La disidencia está referida, entonces, a un estado situacional y de opinión, a una actitud. Por tanto, puede ser manifestada por actos, pero también puede ser igualmente un modo de vida o una opción en torno a un modo de vida (por ejemplo, ser un anticonsumista). La “disidencia” remite a una filosofía de vida, a un compromiso total de un individuo o de un grupo que asume todas las consecuencias materiales y espirituales de sus elecciones. La disidencia es una actitud que no necesariamente está dirigida contra algo, sino que más bien implica un desacuerdo o una distancia tomada con un poder o una autoridad política. No entra forzosamente en conflicto directo, sino que se aleja, busca otras vías o espacios de legitimidad. De esta manera, el término «disidencia» se distingue de los términos «contestación» y «oposición», que indican una confrontación al interior mismo del sistema político en vigor.
En el Perú de hoy no solo se criminaliza la protesta como en muchos otros lugares ante la necesidad del avance de derechos —si no fuera por las múltiples protestas sociales, desde la Revolución Francesa hasta Mayo del 68, no habrían avances en los derechos— sino que se trata de minimizar y confrontar a aquellos que no están de acuerdo siquiera con el modelo de desarrollo gastronómico-extractivista-neoliberal. Muchas veces hemos sido testigos de linchamientos mediáticos por opinar en contra.
Considero que las apuestas de los Guardianes de las Lagunas en Conga o de Óscar Mollohuanca en Espinar, de los apus awajún en Supayacu o de Santiago Manuin en Bagua, no solo pasan por considerar que quitar tranqueras o llamar a movilizaciones son la lucha fundamental de sus propósitos sino, simplemente, porque ellos mismos como núcleo duro mantiene una “diferencia” en el sentido de desarrollo al que aspiran. Disentir, es hoy por hoy en nuestro país, ganarse una estigmatización que se vincula además con la discriminación de clase y étnica que, por supuesto, llegó a su sumum con la teoría del «perro del hortelano» de Alan García que, lamentablemente, no ha muerto sino que se está transformando en otras maneras de separar, discriminar y desautorizar una opción de vida ecológica y diversa.
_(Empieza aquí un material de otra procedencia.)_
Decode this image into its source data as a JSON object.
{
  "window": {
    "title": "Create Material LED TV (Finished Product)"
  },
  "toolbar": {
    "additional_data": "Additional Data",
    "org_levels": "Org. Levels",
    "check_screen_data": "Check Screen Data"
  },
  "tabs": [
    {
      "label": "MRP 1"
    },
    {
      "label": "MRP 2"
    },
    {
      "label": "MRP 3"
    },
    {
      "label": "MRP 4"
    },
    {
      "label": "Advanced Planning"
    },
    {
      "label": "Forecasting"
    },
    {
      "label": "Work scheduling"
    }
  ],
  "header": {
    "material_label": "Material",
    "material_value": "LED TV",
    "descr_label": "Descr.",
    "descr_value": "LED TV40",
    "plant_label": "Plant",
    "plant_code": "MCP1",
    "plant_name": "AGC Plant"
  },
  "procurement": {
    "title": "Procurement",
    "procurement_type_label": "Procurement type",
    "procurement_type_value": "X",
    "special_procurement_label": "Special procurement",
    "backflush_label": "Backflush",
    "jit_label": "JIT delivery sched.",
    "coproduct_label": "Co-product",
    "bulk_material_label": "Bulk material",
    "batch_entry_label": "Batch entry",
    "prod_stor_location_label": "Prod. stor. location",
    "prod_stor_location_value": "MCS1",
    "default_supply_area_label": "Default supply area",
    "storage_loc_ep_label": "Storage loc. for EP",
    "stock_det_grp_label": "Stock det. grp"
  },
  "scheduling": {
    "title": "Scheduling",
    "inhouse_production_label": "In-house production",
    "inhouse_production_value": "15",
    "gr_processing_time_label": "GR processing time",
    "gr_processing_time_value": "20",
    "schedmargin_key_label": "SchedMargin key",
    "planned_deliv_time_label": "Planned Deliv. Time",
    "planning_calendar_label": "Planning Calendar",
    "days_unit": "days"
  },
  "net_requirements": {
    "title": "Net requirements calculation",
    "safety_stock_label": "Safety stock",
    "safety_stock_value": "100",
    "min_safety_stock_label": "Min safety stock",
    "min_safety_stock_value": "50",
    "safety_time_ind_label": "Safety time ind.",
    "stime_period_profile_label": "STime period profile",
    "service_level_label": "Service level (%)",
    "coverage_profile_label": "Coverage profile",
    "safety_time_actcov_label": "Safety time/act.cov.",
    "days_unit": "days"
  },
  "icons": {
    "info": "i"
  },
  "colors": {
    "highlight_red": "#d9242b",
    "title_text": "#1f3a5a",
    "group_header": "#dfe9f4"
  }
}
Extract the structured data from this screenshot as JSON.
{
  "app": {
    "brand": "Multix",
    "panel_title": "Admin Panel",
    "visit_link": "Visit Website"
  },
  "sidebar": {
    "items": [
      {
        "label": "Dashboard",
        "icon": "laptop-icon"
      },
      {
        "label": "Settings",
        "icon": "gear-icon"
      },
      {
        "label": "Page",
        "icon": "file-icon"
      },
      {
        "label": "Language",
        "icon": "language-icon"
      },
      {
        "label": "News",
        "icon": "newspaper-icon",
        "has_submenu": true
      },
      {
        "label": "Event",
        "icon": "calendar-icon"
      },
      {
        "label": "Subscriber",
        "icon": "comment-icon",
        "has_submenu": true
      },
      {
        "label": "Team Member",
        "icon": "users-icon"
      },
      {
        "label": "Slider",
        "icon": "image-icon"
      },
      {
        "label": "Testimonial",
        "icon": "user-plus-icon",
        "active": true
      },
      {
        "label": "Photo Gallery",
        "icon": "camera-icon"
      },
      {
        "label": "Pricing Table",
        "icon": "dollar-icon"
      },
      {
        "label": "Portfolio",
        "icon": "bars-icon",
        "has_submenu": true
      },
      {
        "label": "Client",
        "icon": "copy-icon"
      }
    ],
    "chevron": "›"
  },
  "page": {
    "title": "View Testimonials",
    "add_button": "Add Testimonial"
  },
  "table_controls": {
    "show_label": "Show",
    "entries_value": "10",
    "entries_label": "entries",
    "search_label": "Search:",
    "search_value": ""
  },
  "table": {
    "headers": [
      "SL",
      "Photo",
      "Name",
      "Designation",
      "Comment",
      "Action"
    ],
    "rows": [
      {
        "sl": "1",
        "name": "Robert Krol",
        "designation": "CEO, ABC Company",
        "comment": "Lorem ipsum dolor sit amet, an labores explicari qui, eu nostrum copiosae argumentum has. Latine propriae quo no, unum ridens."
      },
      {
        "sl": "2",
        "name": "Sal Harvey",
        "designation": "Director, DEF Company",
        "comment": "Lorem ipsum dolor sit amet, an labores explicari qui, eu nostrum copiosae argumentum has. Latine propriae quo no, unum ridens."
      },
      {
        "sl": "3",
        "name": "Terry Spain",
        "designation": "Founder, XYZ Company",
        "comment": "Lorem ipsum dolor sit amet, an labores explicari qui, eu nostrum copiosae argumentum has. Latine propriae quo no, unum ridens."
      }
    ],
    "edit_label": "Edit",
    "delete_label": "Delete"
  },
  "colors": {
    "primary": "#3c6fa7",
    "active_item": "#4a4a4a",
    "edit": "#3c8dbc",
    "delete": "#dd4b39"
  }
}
Por eso desde esta gestión en la CNDDHH no solamente alzamos la voz para señalar cuáles han sido los derechos humanos que se han violado o los que se han protegido durante el año 2013 o para pedir normativas y políticas públicas que permitan que la mayoría de la población pueda ejercerlos, sino que además consideramos necesario ejercer una disidencia frente a la flexibilización de derechos con la finalidad de mantener un modelo de desarrollo que no beneficia a todos sino que acrecienta las brechas y las diferencias entre peruanos y peruanas.